“Due situazioni poco simpatiche”, una mamma scrive da San Giorgio

Una mamma di San Giorgio scrive al Baco lamentando una situazione che non le è piaciuta.

 

Caro Baco,

 

premetto che quando ho un po’ di tempo leggo volentieri tra le tue righe senza mai intervenire personalmente, ma venerdì sera sono stata testimone involontaria di due situazioni che io definisco poco simpatiche e lascio ai lettori termini più appropriati.

 

Saputo che nel campetto parrocchiale di San Giorgio in Salici, a conclusione del Grest ci sarebbe stata una S. Messa seguita da una recita dei bambini (sempre piacevole a vedersi) e, con l’occasione del 30^ anniversario di questa animazione estiva, sarebbe stata consegnata una targa, da parte dell’Amministrazione Comunale, al Sig. Guerrino Bordignon per l’impegno da sempre profuso a favore del Sociale in generale ed anima anche del Grest medesimo; decido pertanto di andare.

 

Appena arrivata ho avuto subito sentore che qualcosa non andava vedendo prima l’Assessore Pinotti parlottare”con l’Assessore Moletta (nella foto) e poco dopo con una signora, che poi ho scoperto essere l’organizzatrice del Grest, la quale, ho udito con le mie orecchie, ha detto “non voglio strumentalizzazioni, un politico basta”.

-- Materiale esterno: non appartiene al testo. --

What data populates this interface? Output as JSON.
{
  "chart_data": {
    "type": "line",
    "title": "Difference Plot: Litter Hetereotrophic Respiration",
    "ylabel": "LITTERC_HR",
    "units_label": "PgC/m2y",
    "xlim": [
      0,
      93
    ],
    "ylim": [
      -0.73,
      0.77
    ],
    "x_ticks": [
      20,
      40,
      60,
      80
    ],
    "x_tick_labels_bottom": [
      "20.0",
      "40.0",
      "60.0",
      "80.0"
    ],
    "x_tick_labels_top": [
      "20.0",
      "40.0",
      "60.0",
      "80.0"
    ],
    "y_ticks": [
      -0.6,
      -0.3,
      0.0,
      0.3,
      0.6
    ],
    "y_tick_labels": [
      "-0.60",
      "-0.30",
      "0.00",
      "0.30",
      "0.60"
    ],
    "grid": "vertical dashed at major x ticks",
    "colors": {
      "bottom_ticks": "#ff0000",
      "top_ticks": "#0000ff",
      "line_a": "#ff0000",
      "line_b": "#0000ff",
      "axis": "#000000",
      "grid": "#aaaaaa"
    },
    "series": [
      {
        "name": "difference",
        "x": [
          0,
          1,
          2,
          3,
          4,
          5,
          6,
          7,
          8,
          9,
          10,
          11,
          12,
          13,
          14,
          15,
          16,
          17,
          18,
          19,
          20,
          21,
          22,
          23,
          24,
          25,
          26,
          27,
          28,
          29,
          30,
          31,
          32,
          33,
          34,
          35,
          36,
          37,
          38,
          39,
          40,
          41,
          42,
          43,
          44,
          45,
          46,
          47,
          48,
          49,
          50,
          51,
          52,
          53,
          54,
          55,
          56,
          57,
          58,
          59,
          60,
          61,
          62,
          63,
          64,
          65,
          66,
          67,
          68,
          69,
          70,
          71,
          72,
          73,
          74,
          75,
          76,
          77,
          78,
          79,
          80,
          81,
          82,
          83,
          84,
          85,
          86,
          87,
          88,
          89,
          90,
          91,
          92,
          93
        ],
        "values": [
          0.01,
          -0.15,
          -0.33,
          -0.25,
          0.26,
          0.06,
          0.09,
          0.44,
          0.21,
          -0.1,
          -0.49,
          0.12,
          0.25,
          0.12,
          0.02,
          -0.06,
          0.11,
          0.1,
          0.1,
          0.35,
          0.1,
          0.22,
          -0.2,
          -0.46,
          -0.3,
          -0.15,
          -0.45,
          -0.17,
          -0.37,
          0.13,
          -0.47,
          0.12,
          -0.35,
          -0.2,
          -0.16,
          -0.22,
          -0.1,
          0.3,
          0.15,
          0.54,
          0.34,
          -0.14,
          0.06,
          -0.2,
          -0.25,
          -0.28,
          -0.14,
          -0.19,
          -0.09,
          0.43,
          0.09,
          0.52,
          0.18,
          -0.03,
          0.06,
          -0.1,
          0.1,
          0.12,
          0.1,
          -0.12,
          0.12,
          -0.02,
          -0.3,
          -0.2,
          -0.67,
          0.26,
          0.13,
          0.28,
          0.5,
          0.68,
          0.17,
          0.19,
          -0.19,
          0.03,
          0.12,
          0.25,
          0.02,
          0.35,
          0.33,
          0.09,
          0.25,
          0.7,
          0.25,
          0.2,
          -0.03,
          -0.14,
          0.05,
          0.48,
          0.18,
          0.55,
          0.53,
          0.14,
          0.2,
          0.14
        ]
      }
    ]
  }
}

Infatti, finita la cerimonia religiosa, mentre i ragazzi si preparavano per la recita, ecco arrivare sul palco una targa per il Sig. Bordignon da parte del Comune di Sona. A questo punto, giustamente, il Sig. Bordignon ha invitato sul palco un rappresentante del Comune ed ecco l’Assessore Pinotti, salire, ringraziare e consegnare a nome dell’Amministrazione tutta anche una formella rappresentante tutte le frazioni del nostro Comune (così descritta dal destinatario).

 

L’Assessore porta con sé anche un mazzo di fiori per la signora organizzatrice, con altre dieci volonterose mamme, del Grest, ma la signora non sale per ritirarlo.

 

Tiro le mie conclusioni: 

1) la prima targa consegnata sicuramente è stata predisposta dall’Ass. Moletta; quando in Comune è stata richiesta una seconda targa per lo stesso destinatario non è sorto qualche dubbio e forse si sarebbe evitata una simile scena? Senza contare che siamo in tempo di crisi e si dovrebbe fare economia e non sprechi anche nelle casse comunali.
2) il mazzo di fiori doveva essere ritirato, ai ragazzi si insegna soprattutto con l’esempio.

 

Lascio ai lettori ogni ulteriore commento.